# Near Fore/Off Fore



## sbsmiths (29 August 2009)

Thicko here - which is which??


----------



## lucretia (29 August 2009)

near =left i remembered it cos near and left both have four letters


----------



## Paint it Lucky (29 August 2009)

Also left is near side as that's the side you normally lead on, this is how i remember it anyway!


----------



## sbsmiths (29 August 2009)

cheers me dears


----------



## doonrocket (29 August 2009)

I think this must come from cars. Near side is the side nearest the kerb, Off side is the side off the kerb. So in this country nearside is the left. (otherway round on the continent).


----------



## only_me (29 August 2009)

I always remember near side as the side you mount on


----------



## Dubsie (29 August 2009)

[ QUOTE ]
I think this must come from cars. Near side is the side nearest the kerb, Off side is the side off the kerb.
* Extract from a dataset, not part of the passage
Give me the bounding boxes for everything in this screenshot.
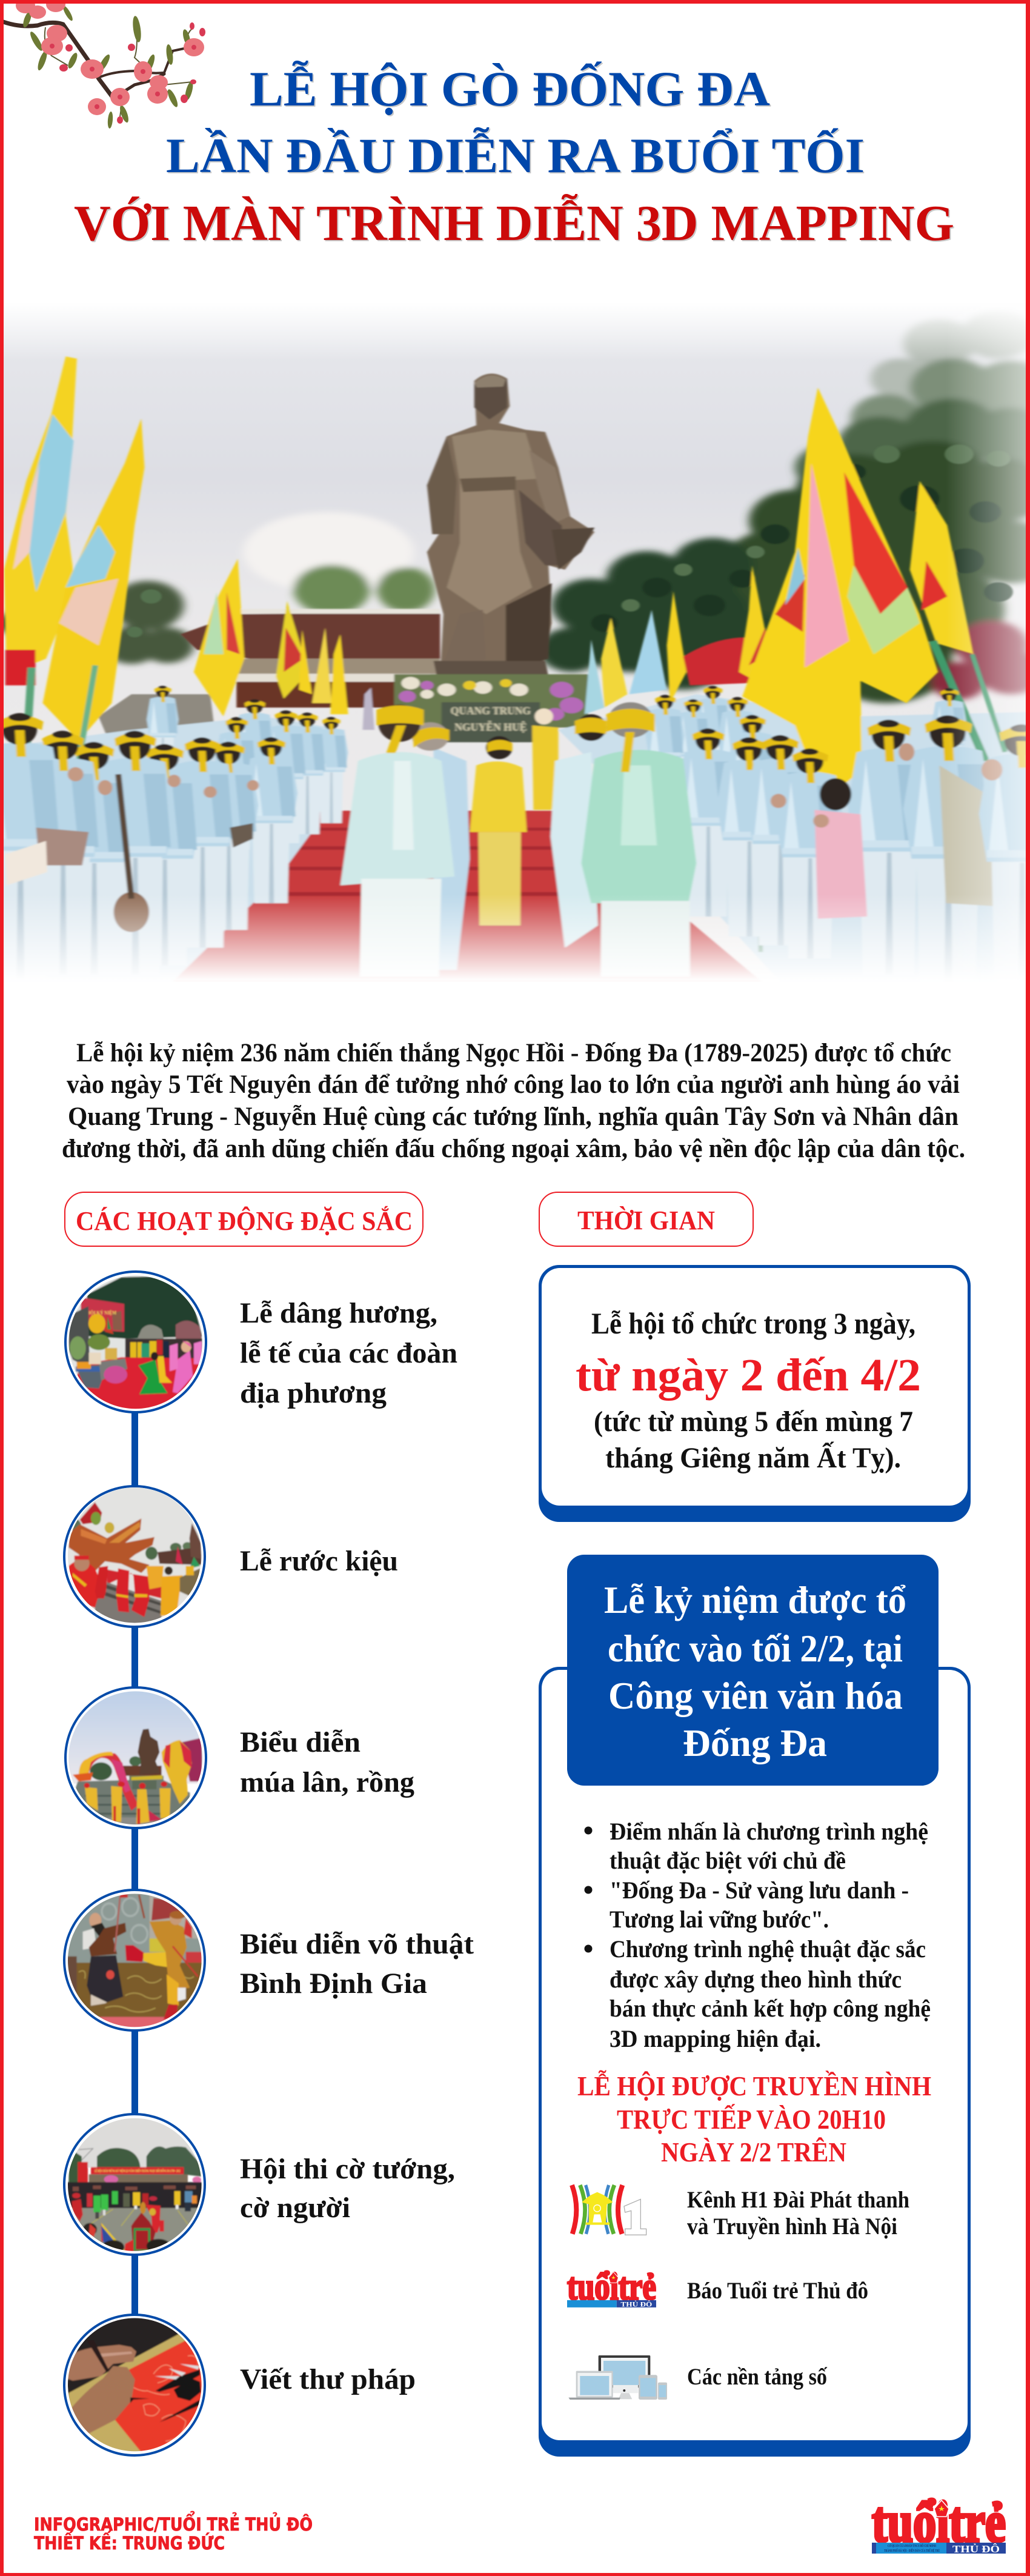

So in this country nearside is the left. (otherway round on the continent). 

[/ QUOTE ]

Surely it would have come from horses from long before cars??


----------



## camilla4 (30 August 2009)

My understanding is that it came from the convention that, when passing another rider (in the olden days) you passed left hand to left hand so that your right hand was free to draw your sword, or other weapon, if the other rider turned out to be a threat.  The side nearest the other rider was then the left side.  This convention still applies and the terminology remained even when Napolean made everyone else ride on the other side of the road!


----------



## stacey222 (12 November 2012)

Near = nearest the hedge when riding or driving in the UK (thats how my farrier told me to remember it)


----------



## FfionWinnie (12 November 2012)

Near the side you get on


----------